(A) Heatmap showing the similarity between each sample’s single-cell expression score distribution across HR+ activity program 1 (ER/PR signaling), measured as (1 - Jensen-Shannon distance). Hierarchical clustering (complete linkage) identifies two sets of samples representing high or low expression of the “ER/PR signaling” gene program. The mean expression score for HR+ activity program 1 is annotated at the bottom of the heatmap (arbitrary units, linear scale).
(B) Ridge plots depicting the distribution of HR+ program 1 (ER/PR signaling) expression in HR+ luminal cells across nulliparous (NP) versus parous (P) samples, and quantification of the average expression score for HR+ program 1 (n = 22 samples, p < 0.02, Mann-Whitney test). Data are represented as individual points; box indicates the median and interquartile range (IQR) for 11 nulliparous and 11 parous samples; whiskers extend from Q1 - 1.5IQR to Q3 + 1.5IQR.

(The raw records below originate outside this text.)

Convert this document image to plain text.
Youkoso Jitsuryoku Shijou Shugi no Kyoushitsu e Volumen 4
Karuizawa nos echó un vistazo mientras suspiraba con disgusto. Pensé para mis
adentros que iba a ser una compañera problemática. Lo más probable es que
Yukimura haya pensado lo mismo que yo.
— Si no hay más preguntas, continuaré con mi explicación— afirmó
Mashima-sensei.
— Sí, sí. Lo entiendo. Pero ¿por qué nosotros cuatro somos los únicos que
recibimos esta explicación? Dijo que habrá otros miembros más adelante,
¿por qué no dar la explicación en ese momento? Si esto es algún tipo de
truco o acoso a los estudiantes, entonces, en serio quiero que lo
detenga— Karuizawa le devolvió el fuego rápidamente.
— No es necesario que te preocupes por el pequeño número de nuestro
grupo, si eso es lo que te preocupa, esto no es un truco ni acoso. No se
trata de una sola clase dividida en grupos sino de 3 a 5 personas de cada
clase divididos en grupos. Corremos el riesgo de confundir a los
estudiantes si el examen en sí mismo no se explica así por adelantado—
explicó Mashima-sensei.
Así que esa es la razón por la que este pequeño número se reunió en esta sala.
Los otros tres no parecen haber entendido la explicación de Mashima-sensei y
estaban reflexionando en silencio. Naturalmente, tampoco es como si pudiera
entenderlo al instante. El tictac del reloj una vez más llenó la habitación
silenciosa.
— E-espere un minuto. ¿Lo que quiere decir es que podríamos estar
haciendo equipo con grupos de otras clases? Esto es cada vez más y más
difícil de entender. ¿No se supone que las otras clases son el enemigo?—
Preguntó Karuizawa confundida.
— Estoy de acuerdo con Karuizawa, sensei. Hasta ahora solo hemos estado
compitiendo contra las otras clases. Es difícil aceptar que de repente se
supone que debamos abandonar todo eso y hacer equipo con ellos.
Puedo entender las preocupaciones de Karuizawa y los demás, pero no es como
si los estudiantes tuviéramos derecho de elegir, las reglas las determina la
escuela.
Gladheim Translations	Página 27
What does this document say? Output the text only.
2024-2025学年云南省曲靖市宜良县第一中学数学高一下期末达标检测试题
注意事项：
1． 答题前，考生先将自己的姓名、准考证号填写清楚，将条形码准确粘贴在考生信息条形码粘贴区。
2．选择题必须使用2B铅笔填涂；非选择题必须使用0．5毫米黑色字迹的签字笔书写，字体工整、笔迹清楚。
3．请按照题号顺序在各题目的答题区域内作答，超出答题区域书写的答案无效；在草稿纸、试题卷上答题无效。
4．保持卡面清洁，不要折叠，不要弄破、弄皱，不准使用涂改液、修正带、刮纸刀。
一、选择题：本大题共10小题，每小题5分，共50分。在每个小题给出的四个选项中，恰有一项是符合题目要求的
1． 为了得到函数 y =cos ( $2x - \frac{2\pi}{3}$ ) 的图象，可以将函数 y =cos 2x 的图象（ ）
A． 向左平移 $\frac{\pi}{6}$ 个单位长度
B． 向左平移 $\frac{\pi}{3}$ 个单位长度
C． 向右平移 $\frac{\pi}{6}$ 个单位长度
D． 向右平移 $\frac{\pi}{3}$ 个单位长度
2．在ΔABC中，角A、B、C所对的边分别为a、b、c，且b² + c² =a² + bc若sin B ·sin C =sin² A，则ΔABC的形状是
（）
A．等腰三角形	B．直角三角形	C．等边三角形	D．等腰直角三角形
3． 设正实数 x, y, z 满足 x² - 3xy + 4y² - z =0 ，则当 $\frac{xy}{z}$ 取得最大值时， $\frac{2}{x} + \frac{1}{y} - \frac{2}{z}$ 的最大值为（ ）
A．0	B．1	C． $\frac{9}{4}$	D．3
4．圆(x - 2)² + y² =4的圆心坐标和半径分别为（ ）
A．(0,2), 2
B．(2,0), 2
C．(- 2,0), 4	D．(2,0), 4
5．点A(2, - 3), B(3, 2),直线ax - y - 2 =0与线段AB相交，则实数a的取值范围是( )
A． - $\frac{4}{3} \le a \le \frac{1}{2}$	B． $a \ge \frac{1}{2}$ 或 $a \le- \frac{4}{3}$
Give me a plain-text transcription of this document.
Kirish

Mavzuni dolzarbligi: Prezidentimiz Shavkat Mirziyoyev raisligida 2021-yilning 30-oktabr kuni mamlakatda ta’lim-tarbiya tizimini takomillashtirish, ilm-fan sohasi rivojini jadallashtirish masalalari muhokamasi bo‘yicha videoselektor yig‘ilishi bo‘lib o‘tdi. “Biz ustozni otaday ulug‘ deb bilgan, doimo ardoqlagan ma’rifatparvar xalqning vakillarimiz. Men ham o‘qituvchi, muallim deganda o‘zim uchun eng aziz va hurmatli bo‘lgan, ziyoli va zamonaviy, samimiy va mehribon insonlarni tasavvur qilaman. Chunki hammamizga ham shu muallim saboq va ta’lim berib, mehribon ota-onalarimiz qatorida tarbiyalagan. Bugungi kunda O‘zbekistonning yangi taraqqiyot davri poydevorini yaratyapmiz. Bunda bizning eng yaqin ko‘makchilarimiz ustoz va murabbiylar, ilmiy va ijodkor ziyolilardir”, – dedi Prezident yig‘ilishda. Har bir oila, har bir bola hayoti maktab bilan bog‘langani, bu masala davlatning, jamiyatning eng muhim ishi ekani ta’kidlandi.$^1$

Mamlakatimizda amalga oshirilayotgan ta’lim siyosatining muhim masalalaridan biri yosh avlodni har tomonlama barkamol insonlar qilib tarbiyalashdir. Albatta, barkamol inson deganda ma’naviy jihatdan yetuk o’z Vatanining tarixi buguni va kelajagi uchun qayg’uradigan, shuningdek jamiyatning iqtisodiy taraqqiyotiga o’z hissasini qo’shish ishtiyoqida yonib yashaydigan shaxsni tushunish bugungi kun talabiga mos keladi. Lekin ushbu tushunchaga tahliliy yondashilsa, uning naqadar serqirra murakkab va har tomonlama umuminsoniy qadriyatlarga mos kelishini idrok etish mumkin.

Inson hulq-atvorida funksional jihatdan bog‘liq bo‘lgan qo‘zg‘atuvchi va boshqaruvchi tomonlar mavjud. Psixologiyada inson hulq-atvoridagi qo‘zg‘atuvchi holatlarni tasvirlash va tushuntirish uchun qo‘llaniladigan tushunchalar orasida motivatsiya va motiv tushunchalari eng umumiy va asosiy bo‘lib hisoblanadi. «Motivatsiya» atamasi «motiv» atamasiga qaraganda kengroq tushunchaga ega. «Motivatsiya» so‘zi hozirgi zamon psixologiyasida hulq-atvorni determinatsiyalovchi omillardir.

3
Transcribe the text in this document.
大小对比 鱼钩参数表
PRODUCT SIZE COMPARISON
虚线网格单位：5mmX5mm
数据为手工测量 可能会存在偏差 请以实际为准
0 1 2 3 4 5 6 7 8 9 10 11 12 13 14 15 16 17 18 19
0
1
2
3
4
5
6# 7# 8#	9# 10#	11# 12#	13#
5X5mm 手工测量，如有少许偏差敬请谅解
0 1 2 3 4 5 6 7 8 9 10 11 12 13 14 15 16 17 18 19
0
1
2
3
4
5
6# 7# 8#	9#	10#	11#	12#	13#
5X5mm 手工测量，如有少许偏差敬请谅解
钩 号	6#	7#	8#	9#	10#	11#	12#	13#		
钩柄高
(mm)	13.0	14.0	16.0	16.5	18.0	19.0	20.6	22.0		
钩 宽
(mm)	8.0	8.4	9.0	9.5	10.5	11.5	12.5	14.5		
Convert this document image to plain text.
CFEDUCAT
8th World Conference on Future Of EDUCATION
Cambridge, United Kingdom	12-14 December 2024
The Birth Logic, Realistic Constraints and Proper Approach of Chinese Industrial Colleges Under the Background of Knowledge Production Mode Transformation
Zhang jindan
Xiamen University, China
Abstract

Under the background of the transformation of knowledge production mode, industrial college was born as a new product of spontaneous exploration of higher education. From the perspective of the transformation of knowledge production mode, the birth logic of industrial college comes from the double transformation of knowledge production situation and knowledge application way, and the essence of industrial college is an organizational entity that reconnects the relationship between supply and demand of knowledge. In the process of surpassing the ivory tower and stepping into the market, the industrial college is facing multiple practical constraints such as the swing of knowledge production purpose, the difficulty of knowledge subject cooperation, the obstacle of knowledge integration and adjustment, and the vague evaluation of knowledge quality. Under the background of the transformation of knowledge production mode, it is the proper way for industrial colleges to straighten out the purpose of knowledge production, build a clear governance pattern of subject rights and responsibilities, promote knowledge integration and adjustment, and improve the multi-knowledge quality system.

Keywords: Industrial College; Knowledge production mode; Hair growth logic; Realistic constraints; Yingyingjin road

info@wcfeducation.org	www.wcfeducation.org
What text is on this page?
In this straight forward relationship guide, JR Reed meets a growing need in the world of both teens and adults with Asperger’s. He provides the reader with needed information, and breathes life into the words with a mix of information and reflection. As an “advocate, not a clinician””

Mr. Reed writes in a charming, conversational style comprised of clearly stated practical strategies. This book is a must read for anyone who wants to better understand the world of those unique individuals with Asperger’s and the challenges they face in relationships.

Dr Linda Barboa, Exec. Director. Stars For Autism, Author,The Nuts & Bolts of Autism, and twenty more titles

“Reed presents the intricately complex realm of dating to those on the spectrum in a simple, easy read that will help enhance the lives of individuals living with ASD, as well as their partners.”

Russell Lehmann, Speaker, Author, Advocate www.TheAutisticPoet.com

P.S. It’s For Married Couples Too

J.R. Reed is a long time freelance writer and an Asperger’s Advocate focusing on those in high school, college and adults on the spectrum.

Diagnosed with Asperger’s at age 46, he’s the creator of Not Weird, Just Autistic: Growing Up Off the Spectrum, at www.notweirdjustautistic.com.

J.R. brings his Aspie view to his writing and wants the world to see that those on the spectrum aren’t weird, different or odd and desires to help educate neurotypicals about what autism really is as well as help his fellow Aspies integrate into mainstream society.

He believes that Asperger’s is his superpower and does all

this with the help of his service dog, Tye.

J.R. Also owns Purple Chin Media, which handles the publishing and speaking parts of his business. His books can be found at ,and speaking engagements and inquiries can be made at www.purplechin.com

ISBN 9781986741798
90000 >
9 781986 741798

(C) Binomial probability distribution for the expected number of samples with high ER/PR signaling. The binomial probability of high ER/PR signaling is modeled as the average length of the luteal phase of the menstrual cycle, in days, divided by the average total length of the menstrual cycle (p = 0.42) (Bull et al., 2019).
(D) Volcano plot highlighting the differential expression of canonical hormone-responsive genes between parous and nulliparous “pseudo-bulk” samples in HR+ luminal cells. Dots represent individual genes.
(E) Immunostaining for PR and KRT7, and quantification of the percentage of PR+ cells within the KRT7+ luminal compartment for nulliparous (NP) versus parous (P) samples (n = 34 samples, p < 0.002, Mann-Whitney test). Results are shown for a subset of the original cohort of sequenced samples (“discovery set”, n=19 samples, p < 0.005) and a second independent cohort of samples (“validation” set, n = 15 samples, p < 0.05). Scale bars 100 μm. Data are represented as individual points; box indicates the median and interquartile range (IQR) for the combined dataset (N = 17 nulliparous samples and 17 parous samples); whiskers extend from Q1 - 1.5IQR to Q3 + 1.5IQR.
(F) Immunostaining for TCF7, p63, and KRT7, and quantification of the percentage of TCF7+ cells within the p63+ basal/myoepithelial cell compartment for nulliparous (NP) versus parous (P) samples (n = 33 samples, p < 3e-6, Mann-Whitney test). Results are shown for a subset of the original cohort of sequenced samples (“discovery set”, n=18 samples, p < 1e-4) and a second independent cohort of samples (“validation” set, n = 15 samples, p < 0.01). Scale bars 50 μm. Data are represented as individual points; box indicates the median and interquartile range (IQR) for the combined dataset (N = 17 nulliparous samples and 16 parous samples); whiskers extend from Q1 − 1.5IQR to Q3 + 1.5IQR.